You're a glutton for punishment.


----------



## Dallah (Jan 31, 2015)

Is there a way to distinguish if you have the old as opposed to new cover? Is Coffeehit the distributor for the UK? I bought mine from another outfit on Amazon, as it came with free shipping. If Coffeehit is distributor I would expect them to furnish replacements for all units purchased from a UK supplier.


----------



## aaroncornish (Nov 7, 2012)

Old on the left, new on the right. They seem to have added some reinforcement

Aaron


----------



## Dallah (Jan 31, 2015)

I just dropped a note to Coffeehit and had a response in 5 minutes. They are popping one in the post along with a couple of spare seals.

Very good service and thank you to Coffeehit.


----------



## jeebsy (May 5, 2013)

They're going to regret ever telling someone from the forum that.

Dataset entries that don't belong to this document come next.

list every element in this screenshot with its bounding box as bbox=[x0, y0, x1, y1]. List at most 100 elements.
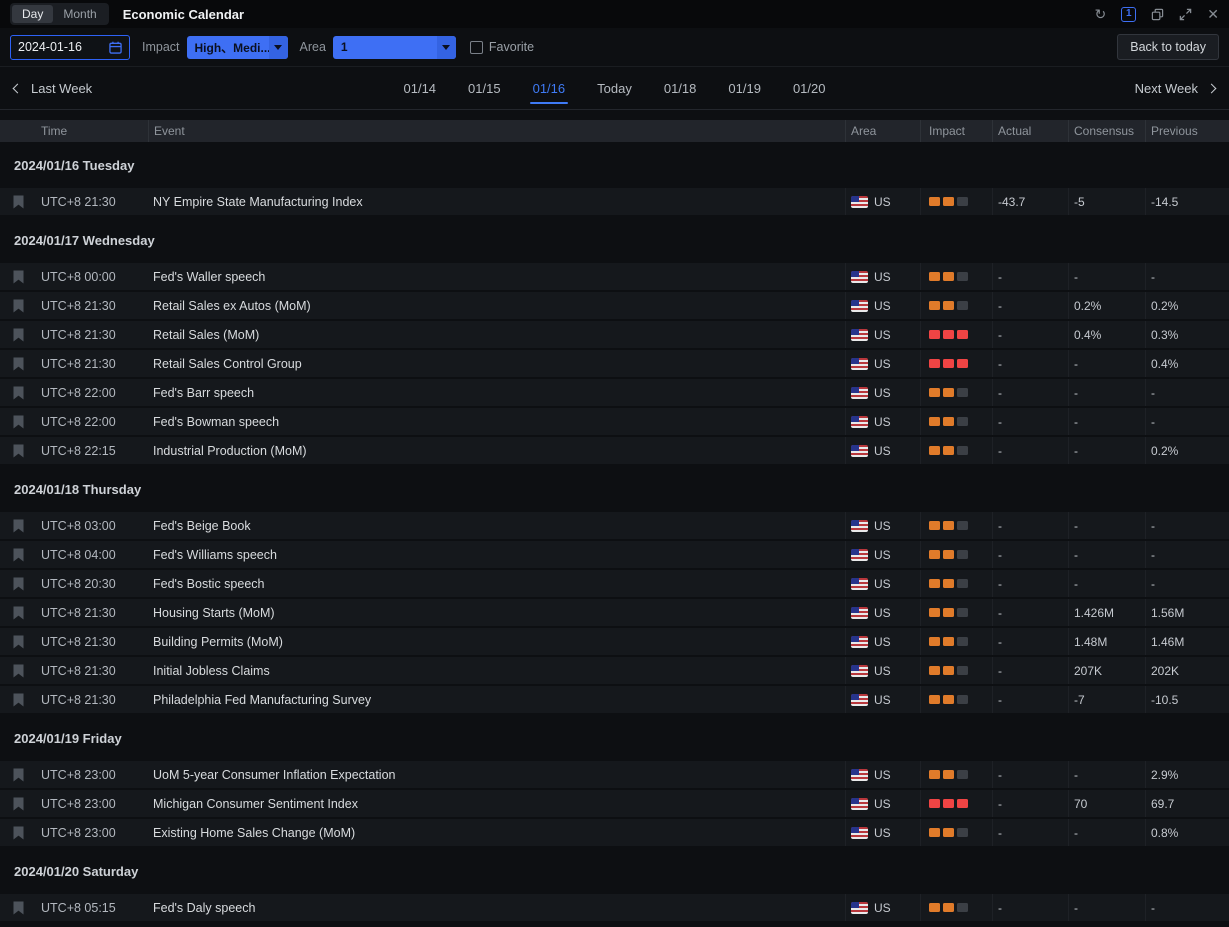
bookmark-cell[interactable] bbox=[0, 408, 36, 435]
week-day-tab[interactable]: 01/16 bbox=[530, 68, 569, 109]
area-label: US bbox=[874, 444, 891, 458]
impact-bar bbox=[929, 770, 940, 779]
expand-icon[interactable] bbox=[1179, 8, 1192, 21]
week-day-tab[interactable]: Today bbox=[594, 68, 635, 109]
layout-single-icon[interactable]: 1 bbox=[1121, 7, 1136, 22]
week-day-tab[interactable]: 01/18 bbox=[661, 68, 700, 109]
close-icon[interactable]: ✕ bbox=[1207, 7, 1219, 21]
week-day-tab[interactable]: 01/20 bbox=[790, 68, 829, 109]
bookmark-cell[interactable] bbox=[0, 628, 36, 655]
impact-bar bbox=[957, 695, 968, 704]
favorite-checkbox[interactable] bbox=[470, 41, 483, 54]
bookmark-cell[interactable] bbox=[0, 512, 36, 539]
week-day-tab[interactable]: 01/15 bbox=[465, 68, 504, 109]
previous-value: 0.4% bbox=[1145, 350, 1229, 377]
event-name: Fed's Waller speech bbox=[148, 263, 845, 290]
area-select[interactable]: 1 bbox=[333, 36, 456, 59]
impact-bar bbox=[957, 521, 968, 530]
area-filter-label: Area bbox=[300, 40, 326, 54]
event-row[interactable]: UTC+8 21:30Building Permits (MoM)US-1.48… bbox=[0, 628, 1229, 657]
impact-select[interactable]: High、Medi... bbox=[187, 36, 288, 59]
event-row[interactable]: UTC+8 05:15Fed's Daly speechUS--- bbox=[0, 894, 1229, 923]
event-row[interactable]: UTC+8 23:00UoM 5-year Consumer Inflation… bbox=[0, 761, 1229, 790]
impact-bar bbox=[957, 330, 968, 339]
week-day-tab[interactable]: 01/19 bbox=[725, 68, 764, 109]
event-time: UTC+8 21:30 bbox=[36, 686, 148, 713]
impact-indicator bbox=[920, 894, 992, 921]
bookmark-cell[interactable] bbox=[0, 657, 36, 684]
window-restore-icon[interactable] bbox=[1151, 8, 1164, 21]
previous-value: 0.2% bbox=[1145, 437, 1229, 464]
event-name: Fed's Williams speech bbox=[148, 541, 845, 568]
bookmark-cell[interactable] bbox=[0, 894, 36, 921]
impact-indicator bbox=[920, 686, 992, 713]
us-flag-icon bbox=[851, 636, 868, 648]
bookmark-cell[interactable] bbox=[0, 321, 36, 348]
bookmark-cell[interactable] bbox=[0, 819, 36, 846]
event-row[interactable]: UTC+8 22:00Fed's Bowman speechUS--- bbox=[0, 408, 1229, 437]
bookmark-icon bbox=[13, 444, 24, 458]
bookmark-cell[interactable] bbox=[0, 761, 36, 788]
event-row[interactable]: UTC+8 20:30Fed's Bostic speechUS--- bbox=[0, 570, 1229, 599]
event-row[interactable]: UTC+8 22:15Industrial Production (MoM)US… bbox=[0, 437, 1229, 466]
impact-bar bbox=[943, 550, 954, 559]
bookmark-cell[interactable] bbox=[0, 686, 36, 713]
event-area: US bbox=[845, 437, 920, 464]
bookmark-cell[interactable] bbox=[0, 350, 36, 377]
event-area: US bbox=[845, 570, 920, 597]
impact-bar bbox=[957, 197, 968, 206]
bookmark-cell[interactable] bbox=[0, 379, 36, 406]
impact-indicator bbox=[920, 379, 992, 406]
bookmark-cell[interactable] bbox=[0, 790, 36, 817]
event-row[interactable]: UTC+8 22:00Fed's Barr speechUS--- bbox=[0, 379, 1229, 408]
date-group-header: 2024/01/16 Tuesday bbox=[0, 142, 1229, 188]
day-toggle-button[interactable]: Day bbox=[12, 5, 53, 23]
impact-bar bbox=[957, 637, 968, 646]
bookmark-icon bbox=[13, 664, 24, 678]
event-row[interactable]: UTC+8 03:00Fed's Beige BookUS--- bbox=[0, 512, 1229, 541]
event-row[interactable]: UTC+8 04:00Fed's Williams speechUS--- bbox=[0, 541, 1229, 570]
favorite-filter[interactable]: Favorite bbox=[470, 40, 534, 54]
us-flag-icon bbox=[851, 416, 868, 428]
actual-value: - bbox=[992, 761, 1068, 788]
event-area: US bbox=[845, 894, 920, 921]
actual-value: - bbox=[992, 512, 1068, 539]
us-flag-icon bbox=[851, 549, 868, 561]
bookmark-cell[interactable] bbox=[0, 570, 36, 597]
bookmark-cell[interactable] bbox=[0, 599, 36, 626]
event-row[interactable]: UTC+8 23:00Existing Home Sales Change (M… bbox=[0, 819, 1229, 848]
event-row[interactable]: UTC+8 21:30Philadelphia Fed Manufacturin… bbox=[0, 686, 1229, 715]
event-row[interactable]: UTC+8 21:30Initial Jobless ClaimsUS-207K… bbox=[0, 657, 1229, 686]
week-day-tab[interactable]: 01/14 bbox=[401, 68, 440, 109]
bookmark-cell[interactable] bbox=[0, 263, 36, 290]
impact-bar bbox=[957, 301, 968, 310]
last-week-button[interactable]: Last Week bbox=[14, 81, 92, 96]
event-row[interactable]: UTC+8 21:30Retail Sales (MoM)US-0.4%0.3% bbox=[0, 321, 1229, 350]
bookmark-cell[interactable] bbox=[0, 541, 36, 568]
month-toggle-button[interactable]: Month bbox=[53, 5, 106, 23]
bookmark-cell[interactable] bbox=[0, 188, 36, 215]
impact-bar bbox=[929, 359, 940, 368]
event-row[interactable]: UTC+8 00:00Fed's Waller speechUS--- bbox=[0, 263, 1229, 292]
event-row[interactable]: UTC+8 21:30Housing Starts (MoM)US-1.426M… bbox=[0, 599, 1229, 628]
area-label: US bbox=[874, 548, 891, 562]
event-row[interactable]: UTC+8 21:30NY Empire State Manufacturing… bbox=[0, 188, 1229, 217]
previous-value: 69.7 bbox=[1145, 790, 1229, 817]
page-title: Economic Calendar bbox=[123, 7, 244, 22]
event-row[interactable]: UTC+8 21:30Retail Sales Control GroupUS-… bbox=[0, 350, 1229, 379]
event-row[interactable]: UTC+8 21:30Retail Sales ex Autos (MoM)US… bbox=[0, 292, 1229, 321]
last-week-label: Last Week bbox=[31, 81, 92, 96]
impact-bar bbox=[943, 828, 954, 837]
us-flag-icon bbox=[851, 520, 868, 532]
impact-bar bbox=[957, 608, 968, 617]
consensus-value: 70 bbox=[1068, 790, 1145, 817]
event-row[interactable]: UTC+8 23:00Michigan Consumer Sentiment I… bbox=[0, 790, 1229, 819]
refresh-icon[interactable]: ↻ bbox=[1095, 7, 1107, 21]
previous-value: -10.5 bbox=[1145, 686, 1229, 713]
bookmark-cell[interactable] bbox=[0, 292, 36, 319]
next-week-button[interactable]: Next Week bbox=[1135, 81, 1215, 96]
date-input[interactable]: 2024-01-16 bbox=[10, 35, 130, 60]
bookmark-cell[interactable] bbox=[0, 437, 36, 464]
impact-indicator bbox=[920, 790, 992, 817]
back-to-today-button[interactable]: Back to today bbox=[1117, 34, 1219, 60]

The new base looks good, the lines might stop the batteries working loose which seems to be a common issue


----------



## Jollybean (May 19, 2013)

Same response for me from Coffeehit. Very good customer service


----------



## hotmetal (Oct 31, 2013)

I don't think they'll regret it too much. It might be positive for their reputation and make people more inclined to buy a set. It shows that they've listened to concerns and addressed them. It's going to be a PITA for them to start mailing out battery covers to half their previous customers but it has shown that they take CS seriously. Good on 'em.


----------



## jeebsy (May 5, 2013)

hotmetal said:


> I don't think they'll regret it too much. It might be positive for their reputation and make people more inclined to buy a set. It shows that they've listened to concerns and addressed them. It's going to be a PITA for them to start mailing out battery covers to half their previous customers but it has shown that they take CS seriously. Good on 'em.


Regret it as in the effort. Coffeehit are already pretty stand up in terms of service.


----------



## hotmetal (Oct 31, 2013)

Yeah I don't fancy being the work experience boy in the pick/pack dept for the next couple of months.


----------



## Glenn (Jun 14, 2008)

My set of prototypes is still going strong and regularly gets abused by coffee shops.


----------